Planning a CustomCheck policy limitation hack
December 25th, 2005
I’ve already gathered some experience in hacking the role system of eZ publish by writing the ParentDepth create policy limitation. Now I’m planning to write a similar hack to add limitations to the content/create and content/edit policies. I will call it CustomCheck.
Developers will be able to add their own custom functions (or class functions) to the CustomCheck limitation list by modifying some settings in an INI file. The arguments passed to the custom function will be the content object id, and in some cases also the node id. In the custom function you are free to do whatever you want. To give some examples:
- you can check the value of an attribute of the content object
- you can check the value of an attribute of the current user
- you can find out if the content object’s owner is in the same group as the current user
If you know which limitations for content/create and content/edit are currently possible, you will understand that the CustomCheck limitation will add a lot of flexibility and precision. The practice of hiding edit buttons in some specific cases will belong to the past. At last {if $node.can_edit} will do the whole job for you.
Targets of the CustomCheck hack are the latest releases of the 3.6 & 3.7 eZ publish branches. As soon as the code is in a usable state, I will add it to the contributions on ez.no.

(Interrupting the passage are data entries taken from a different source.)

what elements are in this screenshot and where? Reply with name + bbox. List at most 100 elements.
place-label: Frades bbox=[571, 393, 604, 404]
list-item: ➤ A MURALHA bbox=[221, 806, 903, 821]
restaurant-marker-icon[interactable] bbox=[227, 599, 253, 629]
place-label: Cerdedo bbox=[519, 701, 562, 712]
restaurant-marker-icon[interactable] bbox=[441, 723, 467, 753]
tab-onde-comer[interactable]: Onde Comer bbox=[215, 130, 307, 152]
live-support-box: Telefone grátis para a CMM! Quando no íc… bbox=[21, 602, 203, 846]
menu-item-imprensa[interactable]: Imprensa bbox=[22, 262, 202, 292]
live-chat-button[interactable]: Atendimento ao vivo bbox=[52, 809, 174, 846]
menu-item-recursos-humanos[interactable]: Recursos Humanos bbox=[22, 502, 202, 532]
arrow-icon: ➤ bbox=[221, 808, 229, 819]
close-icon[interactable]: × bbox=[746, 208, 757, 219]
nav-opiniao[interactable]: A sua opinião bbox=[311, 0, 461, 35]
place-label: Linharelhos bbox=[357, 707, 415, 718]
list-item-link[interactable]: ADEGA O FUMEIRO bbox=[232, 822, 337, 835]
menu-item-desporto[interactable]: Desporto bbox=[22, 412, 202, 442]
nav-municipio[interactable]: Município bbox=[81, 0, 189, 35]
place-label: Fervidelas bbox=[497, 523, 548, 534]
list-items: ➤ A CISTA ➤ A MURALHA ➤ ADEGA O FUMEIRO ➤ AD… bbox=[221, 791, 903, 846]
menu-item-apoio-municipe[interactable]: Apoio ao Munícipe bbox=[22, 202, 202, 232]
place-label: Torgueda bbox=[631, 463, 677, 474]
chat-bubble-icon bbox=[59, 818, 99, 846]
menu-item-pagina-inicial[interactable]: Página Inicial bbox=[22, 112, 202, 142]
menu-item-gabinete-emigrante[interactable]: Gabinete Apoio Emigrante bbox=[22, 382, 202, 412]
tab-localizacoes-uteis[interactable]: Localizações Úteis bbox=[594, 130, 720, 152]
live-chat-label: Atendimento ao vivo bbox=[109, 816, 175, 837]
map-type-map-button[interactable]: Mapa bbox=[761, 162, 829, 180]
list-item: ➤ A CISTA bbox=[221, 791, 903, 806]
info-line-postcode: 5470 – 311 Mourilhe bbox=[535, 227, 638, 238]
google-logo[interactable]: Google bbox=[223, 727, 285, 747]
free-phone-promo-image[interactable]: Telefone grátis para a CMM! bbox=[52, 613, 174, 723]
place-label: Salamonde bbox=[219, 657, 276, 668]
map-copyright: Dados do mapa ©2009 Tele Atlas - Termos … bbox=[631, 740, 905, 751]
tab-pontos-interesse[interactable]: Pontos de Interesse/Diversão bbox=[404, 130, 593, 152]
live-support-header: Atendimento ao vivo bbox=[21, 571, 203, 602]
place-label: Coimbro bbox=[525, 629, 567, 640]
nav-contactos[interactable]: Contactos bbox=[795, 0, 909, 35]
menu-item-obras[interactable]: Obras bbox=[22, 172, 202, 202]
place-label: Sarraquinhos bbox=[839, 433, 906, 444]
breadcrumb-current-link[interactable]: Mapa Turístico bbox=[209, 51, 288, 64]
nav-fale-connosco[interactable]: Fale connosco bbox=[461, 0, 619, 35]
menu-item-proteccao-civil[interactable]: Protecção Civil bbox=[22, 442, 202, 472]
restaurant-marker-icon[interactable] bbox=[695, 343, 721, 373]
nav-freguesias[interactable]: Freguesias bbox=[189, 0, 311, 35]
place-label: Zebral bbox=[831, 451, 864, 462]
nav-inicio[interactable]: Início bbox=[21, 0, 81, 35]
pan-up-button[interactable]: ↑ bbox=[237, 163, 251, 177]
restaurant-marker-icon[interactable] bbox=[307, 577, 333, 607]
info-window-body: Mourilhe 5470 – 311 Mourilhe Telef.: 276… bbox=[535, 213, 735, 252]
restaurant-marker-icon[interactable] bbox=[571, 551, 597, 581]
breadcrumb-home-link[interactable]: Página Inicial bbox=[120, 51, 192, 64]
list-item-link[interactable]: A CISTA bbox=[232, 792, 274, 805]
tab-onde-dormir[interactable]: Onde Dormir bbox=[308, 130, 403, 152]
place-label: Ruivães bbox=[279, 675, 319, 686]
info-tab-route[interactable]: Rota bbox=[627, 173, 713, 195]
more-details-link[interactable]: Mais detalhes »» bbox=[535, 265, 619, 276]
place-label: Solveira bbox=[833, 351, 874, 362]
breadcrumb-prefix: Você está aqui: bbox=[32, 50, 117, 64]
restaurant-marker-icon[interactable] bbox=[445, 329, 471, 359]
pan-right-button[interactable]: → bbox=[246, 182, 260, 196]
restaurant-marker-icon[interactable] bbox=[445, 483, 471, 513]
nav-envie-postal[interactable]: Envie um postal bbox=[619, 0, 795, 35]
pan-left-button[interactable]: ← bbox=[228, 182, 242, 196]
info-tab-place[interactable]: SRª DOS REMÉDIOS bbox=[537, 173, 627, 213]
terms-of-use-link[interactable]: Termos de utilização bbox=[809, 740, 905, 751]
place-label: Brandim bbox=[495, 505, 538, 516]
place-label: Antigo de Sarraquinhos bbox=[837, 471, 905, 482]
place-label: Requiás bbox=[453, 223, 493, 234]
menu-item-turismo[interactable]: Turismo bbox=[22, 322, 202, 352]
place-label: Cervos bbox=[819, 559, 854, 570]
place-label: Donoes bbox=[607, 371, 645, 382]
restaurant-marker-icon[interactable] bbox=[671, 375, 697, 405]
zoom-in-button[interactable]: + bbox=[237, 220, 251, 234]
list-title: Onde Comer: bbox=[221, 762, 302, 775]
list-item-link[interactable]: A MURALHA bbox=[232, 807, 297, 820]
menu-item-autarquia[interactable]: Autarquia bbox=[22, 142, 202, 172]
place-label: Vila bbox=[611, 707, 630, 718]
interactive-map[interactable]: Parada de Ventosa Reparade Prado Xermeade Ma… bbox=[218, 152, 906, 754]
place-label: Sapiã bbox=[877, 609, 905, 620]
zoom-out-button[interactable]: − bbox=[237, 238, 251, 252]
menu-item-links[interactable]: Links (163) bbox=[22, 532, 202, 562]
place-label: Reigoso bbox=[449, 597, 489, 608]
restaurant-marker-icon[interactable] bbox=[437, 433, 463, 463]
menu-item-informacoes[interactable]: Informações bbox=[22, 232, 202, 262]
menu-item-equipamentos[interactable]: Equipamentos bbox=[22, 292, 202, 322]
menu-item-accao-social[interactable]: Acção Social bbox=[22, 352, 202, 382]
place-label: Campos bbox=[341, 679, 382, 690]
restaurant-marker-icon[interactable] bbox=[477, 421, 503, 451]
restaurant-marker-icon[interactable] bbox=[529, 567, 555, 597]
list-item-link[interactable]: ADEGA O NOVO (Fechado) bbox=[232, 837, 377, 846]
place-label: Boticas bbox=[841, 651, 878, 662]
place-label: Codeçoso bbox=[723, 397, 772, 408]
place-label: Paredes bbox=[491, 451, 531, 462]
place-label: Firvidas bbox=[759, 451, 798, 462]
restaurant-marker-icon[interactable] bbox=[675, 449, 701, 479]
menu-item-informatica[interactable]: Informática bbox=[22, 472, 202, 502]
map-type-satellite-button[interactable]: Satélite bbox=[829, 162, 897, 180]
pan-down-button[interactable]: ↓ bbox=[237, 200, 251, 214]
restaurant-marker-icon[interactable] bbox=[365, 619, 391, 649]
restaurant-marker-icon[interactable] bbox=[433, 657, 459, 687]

Entry Filed under: eZ Publish


4 Comments Add your own
1. Paul Borgermans | December 26th, 2005 at 2:00 pm
This is a very useful idea and project! It will bring eZ publish more to the enterprise level too.
Keep on coding Kristof
Paul
2. xavier | December 28th, 2005 at 9:58 am
Nice idea.
On the content/edit and content/add, would it be possible with your system to based that on users or groups as related objects ?
What I have in mind is to add a “Pal” attribute as enhancedobjectrelation with a checkable list of users. If I write an article and check Kristof and Paul, you both would be able to modify the article, but Gabriel couldn’t.
Does it make sense ?
Also, would it be possible to use your attribute to set the read right. Same idea, I check Kristof and Paul so you can read the article, but the others can’t.
X+
(Nothing personal Gabriel
3. Administrator | December 28th, 2005 at 10:29 am
Hi Xavier
It would be possible to base content/edit and content/create policies on related objects.
Setting the read rights is another case. I’m afraid this isn’t possible with the hack I had in mind. The read rights are honored by adding additional conditions to the SQL queries in eZContentObjectTreeNode::subTree. See eZContentObjectTreeNode::createPermissionCheckingSQLString. Of course it would be great if you could also use custom checks for content/read, but I’m afrad the possibilities will be very limited because it has to be done with SQL.
4. Gabriel | December 28th, 2005 at 11:30 am
If Kristof does the hack with a somewhat sane interface and I can find the time, I will do something along the lines of groups with related objects for my datatype, I think.
As for read rights: Maybe, just maybe (not sure if different parts in ez might use it directly), one could wrap the SQL stuff in a PHP function and have CustomCheck just overrides this at the end?